您應該瞭解三個重要的 Apache Spark 介面:彈性分散式資料集、資料框架和資料集。There are three key Apache Spark interfaces that you should know about: Resilient Distributed Dataset, DataFrame, and Dataset.

  • 復原的分散式資料集:第一個 Apache Spark 的抽象概念是 (RDD) 的復原分散式資料集。Resilient Distributed Dataset: The first Apache Spark abstraction was the Resilient Distributed Dataset (RDD). 它是一種資料物件序列的介面,其中包含一或多個在叢集) (的電腦集合中的類型。It is an interface to a sequence of data objects that consist of one or more types that are located across a collection of machines (a cluster). 您可以透過各種方式建立 Rdd,而且可以使用「最低層級」 API。RDDs can be created in a variety of ways and are the “lowest level” API available. 雖然這是 Apache Spark 的原始資料結構,但您應該將焦點放在資料框架 API,這是 RDD 功能的超集合。While this is the original data structure for Apache Spark, you should focus on the DataFrame API, which is a superset of the RDD functionality. RDD API 適用于 JAVA、Python 和 Scala 語言。The RDD API is available in the Java, Python, and Scala languages.
  • 資料框架:這些與您可能熟悉的 pandas Python 程式庫和 R 語言中的資料框架概念類似。DataFrame: These are similar in concept to the DataFrame you may be familiar with in the pandas Python library and the R language. 資料框架 API 適用于 JAVA、Python、R 和 Scala 語言。The DataFrame API is available in the Java, Python, R, and Scala languages.
  • Dataset:資料框架和 RDD 的組合。Dataset: A combination of DataFrame and RDD. 它提供可在 Rdd 中使用的具型別介面,同時提供資料框架的便利性。It provides the typed interface that is available in RDDs while providing the convenience of the DataFrame. 您可以使用 JAVA 和 Scala 語言提供資料集 API。The Dataset API is available in the Java and Scala languages.

在許多案例中,特別是在資料框架和資料集中內嵌效能優化時,將不需要使用 Rdd。

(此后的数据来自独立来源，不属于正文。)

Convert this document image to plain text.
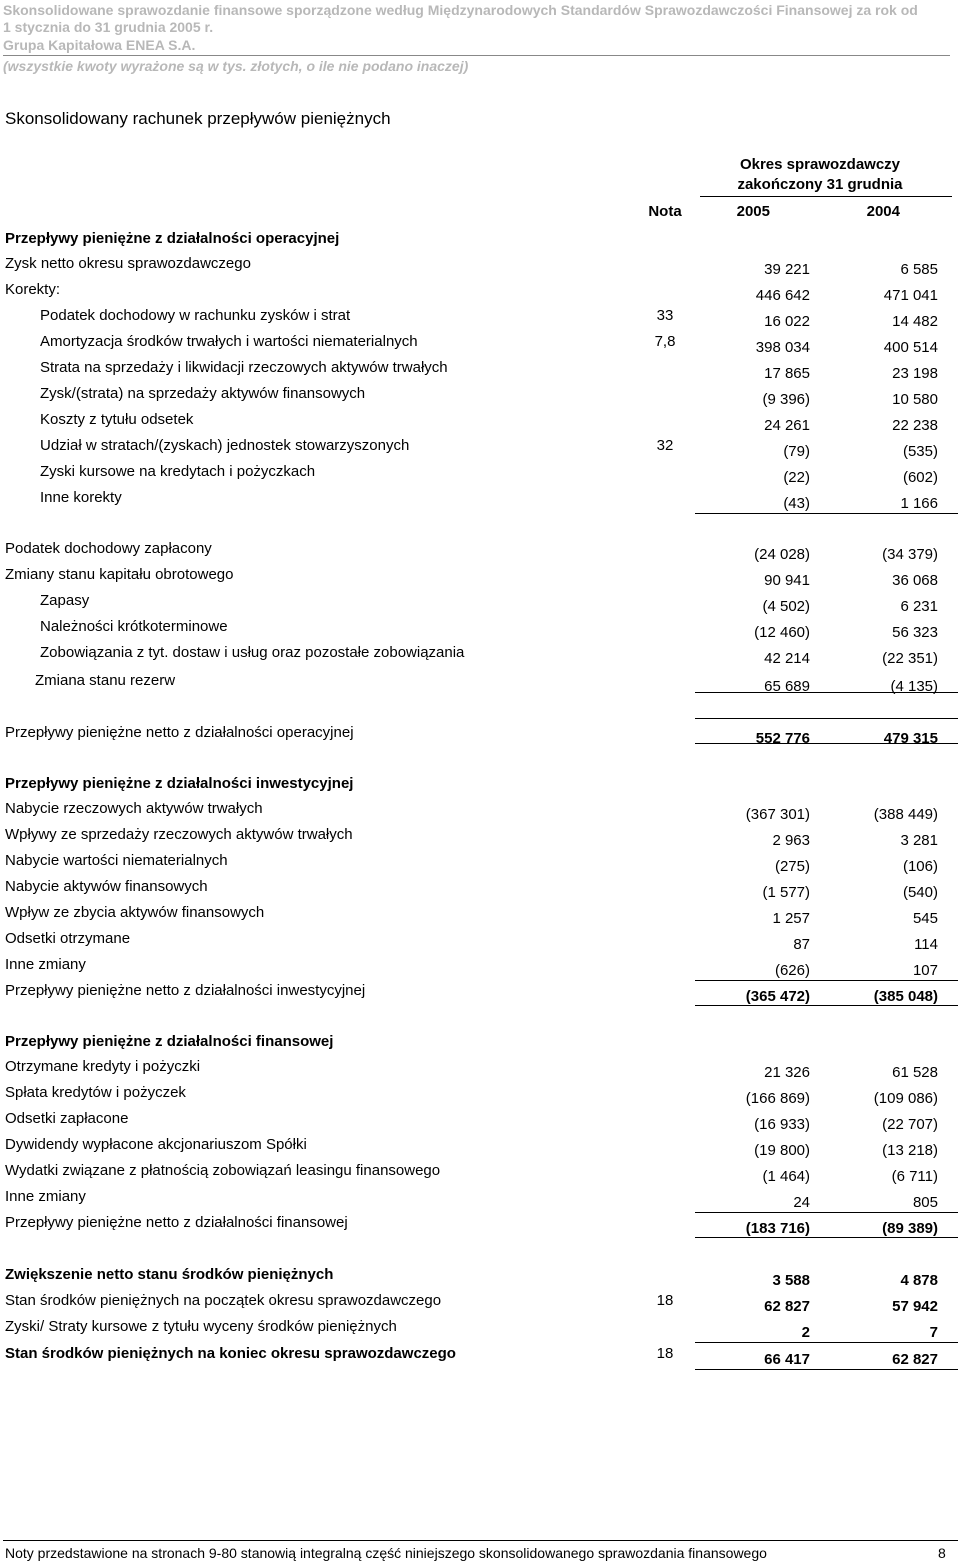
Skonsolidowane sprawozdanie finansowe sporządzone według Międzynarodowych Standardów Sprawozdawczości Finansowej za rok od
1 stycznia do 31 grudnia 2005 r.
Grupa Kapitałowa ENEA S.A.
(wszystkie kwoty wyrażone są w tys. złotych, o ile nie podano inaczej)
Skonsolidowany rachunek przepływów pieniężnych
Okres sprawozdawczy
zakończony 31 grudnia
Nota	2005	2004
Przepływy pieniężne z działalności operacyjnej
Zysk netto okresu sprawozdawczego	39 221	6 585
Korekty:	446 642	471 041
Podatek dochodowy w rachunku zysków i strat	33	16 022	14 482
Amortyzacja środków trwałych i wartości niematerialnych	7,8	398 034	400 514
Strata na sprzedaży i likwidacji rzeczowych aktywów trwałych	17 865	23 198
Zysk/(strata) na sprzedaży aktywów finansowych	(9 396)	10 580
Koszty z tytułu odsetek	24 261	22 238
Udział w stratach/(zyskach) jednostek stowarzyszonych	32	(79)	(535)
Zyski kursowe na kredytach i pożyczkach	(22)	(602)
Inne korekty	(43)	1 166
Podatek dochodowy zapłacony	(24 028)	(34 379)
Zmiany stanu kapitału obrotowego	90 941	36 068
Zapasy	(4 502)	6 231
Należności krótkoterminowe	(12 460)	56 323
Zobowiązania z tyt. dostaw i usług oraz pozostałe zobowiązania	42 214	(22 351)
Zmiana stanu rezerw	65 689	(4 135)
Przepływy pieniężne netto z działalności operacyjnej	552 776	479 315
Przepływy pieniężne z działalności inwestycyjnej
Nabycie rzeczowych aktywów trwałych	(367 301)	(388 449)
Wpływy ze sprzedaży rzeczowych aktywów trwałych	2 963	3 281
Nabycie wartości niematerialnych	(275)	(106)
Nabycie aktywów finansowych	(1 577)	(540)
Wpływ ze zbycia aktywów finansowych	1 257	545
Odsetki otrzymane	87	114
Inne zmiany	(626)	107
Przepływy pieniężne netto z działalności inwestycyjnej	(365 472)	(385 048)
Przepływy pieniężne z działalności finansowej
Otrzymane kredyty i pożyczki	21 326	61 528
Spłata kredytów i pożyczek	(166 869)	(109 086)
Odsetki zapłacone	(16 933)	(22 707)
Dywidendy wypłacone akcjonariuszom Spółki	(19 800)	(13 218)
Wydatki związane z płatnością zobowiązań leasingu finansowego	(1 464)	(6 711)
Inne zmiany	24	805
Przepływy pieniężne netto z działalności finansowej	(183 716)	(89 389)
Zwiększenie netto stanu środków pieniężnych	3 588	4 878
Stan środków pieniężnych na początek okresu sprawozdawczego	18	62 827	57 942
Zyski/ Straty kursowe z tytułu wyceny środków pieniężnych	2	7
Stan środków pieniężnych na koniec okresu sprawozdawczego	18	66 417	62 827
Noty przedstawione na stronach 9-80 stanowią integralną część niniejszego skonsolidowanego sprawozdania finansowego	8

In many scenarios, especially with the performance optimizations embedded in DataFrames and Datasets, it will not be necessary to work with RDDs. 但請務必瞭解 RDD 抽象概念,因為:But it is important to understand the RDD abstraction because:

  • RDD 是一種基礎結構,可讓 Spark 快速執行,並提供資料歷程。The RDD is the underlying infrastructure that allows Spark to run so fast and provide data lineage.
  • 如果您想要深入瞭解 Spark 的更高階元件,則可能需要使用 Rdd。If you are diving into more advanced components of Spark, it may be necessary to use RDDs.
  • SPARK UI參考 rdd 中的視覺效果。The visualizations within the Spark UI reference RDDs.

當您開發 Spark 應用程式時,您通常會使用 資料框架教學 課程和 資料集教學課程。When you develop Spark applications, you typically use DataFrames tutorial and Datasets tutorial.

撰寫您的第一個 Apache Spark 應用程式 Write your first Apache Spark application

若要撰寫您的第一個 Apache Spark 應用程式,請將程式碼新增至 Azure Databricks 筆記本的儲存格。To write your first Apache Spark application, you add code to the cells of an Azure Databricks notebook. 此範例使用 Python。This example uses Python. 如需詳細資訊,您也可以參考 Apache Spark 快速入門手冊For more information, you can also reference the Apache Spark Quick Start Guide.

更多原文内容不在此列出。